STAVE 4: THE LAST OF THE SPIRITS
Back in his bedroom, Scrooge watched with fear as the third Phantom slowly, gravely, silently approached. It was shrouded in a deep black garment, which left nothing visible except one outstretched hand. When it stopped, Scrooge kneeled before it; for this Spirit seemed to scatter gloom and mystery in the very air around it. Its mysterious presence filled him with a solemn dread.
"I am in the presence of the Ghost of Telecommuting Yet To Come. " said Scrooge.
The Spirit said nothing, but pointed with its hand.
"You are about to show me shadows of things that will happen in the future, " Scrooge pursued.
The Phantom seemed to nod, but only slightly.
"Ghost of the Future. " he exclaimed, " I fear you more than any specter I have seen. But since you mean to do me good, I am prepared to follow you with a thankful heart. "
It gave him no reply. The hand pointed straight before them.
"Lead on. " said Scrooge.
The Phantom moved away as it had come towards him, and Scrooge followed in its shadow.
They saw endless crowds of moving people, jammed together like ants on a narrow pathway. Each person’s face was anguished with the pressure of fighting through the crowds to a job, and the sadness of leaving behind a better, happier, more productive place to work.
At one intersection, the entire city was brought to a standstill by teeming crowds of workers trying to get to jobs across impassable highways and by-streets.
At another, they saw the air thick with pollution.
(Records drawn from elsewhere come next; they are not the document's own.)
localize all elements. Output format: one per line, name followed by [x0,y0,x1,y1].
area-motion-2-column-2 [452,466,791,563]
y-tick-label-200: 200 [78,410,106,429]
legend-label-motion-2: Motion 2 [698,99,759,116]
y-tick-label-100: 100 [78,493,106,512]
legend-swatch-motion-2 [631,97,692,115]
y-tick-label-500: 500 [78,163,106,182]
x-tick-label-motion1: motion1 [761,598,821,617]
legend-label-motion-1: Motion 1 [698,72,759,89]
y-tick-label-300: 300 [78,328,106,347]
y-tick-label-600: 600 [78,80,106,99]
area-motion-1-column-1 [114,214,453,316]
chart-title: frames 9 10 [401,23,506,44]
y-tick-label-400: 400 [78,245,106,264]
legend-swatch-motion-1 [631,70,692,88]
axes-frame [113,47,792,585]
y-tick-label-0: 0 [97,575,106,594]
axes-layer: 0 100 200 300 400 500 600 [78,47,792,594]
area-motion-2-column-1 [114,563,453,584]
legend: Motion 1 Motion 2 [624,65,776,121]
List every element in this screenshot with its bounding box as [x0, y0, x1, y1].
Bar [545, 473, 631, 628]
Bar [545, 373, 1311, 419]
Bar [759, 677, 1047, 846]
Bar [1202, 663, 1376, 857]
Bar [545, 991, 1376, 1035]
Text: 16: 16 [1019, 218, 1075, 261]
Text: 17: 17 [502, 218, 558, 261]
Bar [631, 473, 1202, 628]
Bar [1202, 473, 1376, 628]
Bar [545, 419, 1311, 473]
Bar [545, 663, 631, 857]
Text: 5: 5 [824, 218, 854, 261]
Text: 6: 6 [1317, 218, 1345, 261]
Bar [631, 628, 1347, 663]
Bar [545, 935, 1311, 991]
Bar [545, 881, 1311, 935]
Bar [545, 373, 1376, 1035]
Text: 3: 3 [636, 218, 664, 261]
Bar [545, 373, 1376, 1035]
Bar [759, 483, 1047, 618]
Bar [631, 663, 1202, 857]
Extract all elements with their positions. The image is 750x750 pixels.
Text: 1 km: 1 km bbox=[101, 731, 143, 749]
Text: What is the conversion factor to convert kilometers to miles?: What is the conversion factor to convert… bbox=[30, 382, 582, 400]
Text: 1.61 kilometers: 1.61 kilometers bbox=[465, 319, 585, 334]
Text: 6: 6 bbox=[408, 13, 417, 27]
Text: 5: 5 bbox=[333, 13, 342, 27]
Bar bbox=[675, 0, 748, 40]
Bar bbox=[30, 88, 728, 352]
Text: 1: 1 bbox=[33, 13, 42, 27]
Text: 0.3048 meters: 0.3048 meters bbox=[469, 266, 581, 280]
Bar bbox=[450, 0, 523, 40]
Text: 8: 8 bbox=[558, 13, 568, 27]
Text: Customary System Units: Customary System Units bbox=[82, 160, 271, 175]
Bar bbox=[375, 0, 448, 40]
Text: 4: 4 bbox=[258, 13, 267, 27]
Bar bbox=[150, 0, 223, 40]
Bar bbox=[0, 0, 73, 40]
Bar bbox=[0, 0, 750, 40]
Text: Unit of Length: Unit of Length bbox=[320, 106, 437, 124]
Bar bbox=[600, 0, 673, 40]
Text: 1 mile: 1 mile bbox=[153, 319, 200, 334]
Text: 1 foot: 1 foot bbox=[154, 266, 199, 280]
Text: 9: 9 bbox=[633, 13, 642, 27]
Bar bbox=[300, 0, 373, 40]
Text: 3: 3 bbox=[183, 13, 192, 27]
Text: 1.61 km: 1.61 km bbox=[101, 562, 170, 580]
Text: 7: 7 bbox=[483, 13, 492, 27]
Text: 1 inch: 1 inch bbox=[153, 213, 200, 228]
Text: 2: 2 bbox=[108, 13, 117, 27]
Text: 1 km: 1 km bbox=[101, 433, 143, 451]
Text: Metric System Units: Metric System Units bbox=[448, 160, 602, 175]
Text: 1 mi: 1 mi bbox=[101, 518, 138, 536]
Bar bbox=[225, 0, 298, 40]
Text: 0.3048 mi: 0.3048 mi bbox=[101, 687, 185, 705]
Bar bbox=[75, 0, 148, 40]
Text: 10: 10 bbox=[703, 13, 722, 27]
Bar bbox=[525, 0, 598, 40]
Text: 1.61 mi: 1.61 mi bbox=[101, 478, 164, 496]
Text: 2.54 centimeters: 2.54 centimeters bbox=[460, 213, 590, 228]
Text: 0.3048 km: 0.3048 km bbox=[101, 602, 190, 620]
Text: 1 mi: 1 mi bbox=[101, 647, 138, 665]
Elsewhere, the found a downtown area populated only with empty boarded buildings. At a glance, Scrooge realized that the companies once occupying these buildings had gone out of business, unable to afford the high costs of heat, light, and rent, particularly in a competitive environment where other companies had switched to a telecommuting strategy, and therefore did not have such a heavy burden of expenses to bear.
At one point, Scrooge saw his own warehouse, with workmen from the bank boarding up the windows and taking down the venerable "Scrooge & Marley " sign. An anguished cry escaped him as he realized his own firm had succumbed to the rising costs of supporting the offices and infrastructure needed for a work force that had to do all of its work in this one place, every day.
"Tell me, Spirit, " he begged. "Are these the shadows of the Future That Must Be, or the only the shadows of what Might Be? I must know, for I have learned a great deal, and I want to change. Oh, how I want to change. I want to change! "
Exhausted, Scrooge slipped to the pavement at the Phantom’s feet and fell into an insensible slumber, the vision of his beloved warehouse gone empty and unused still burning in his mind.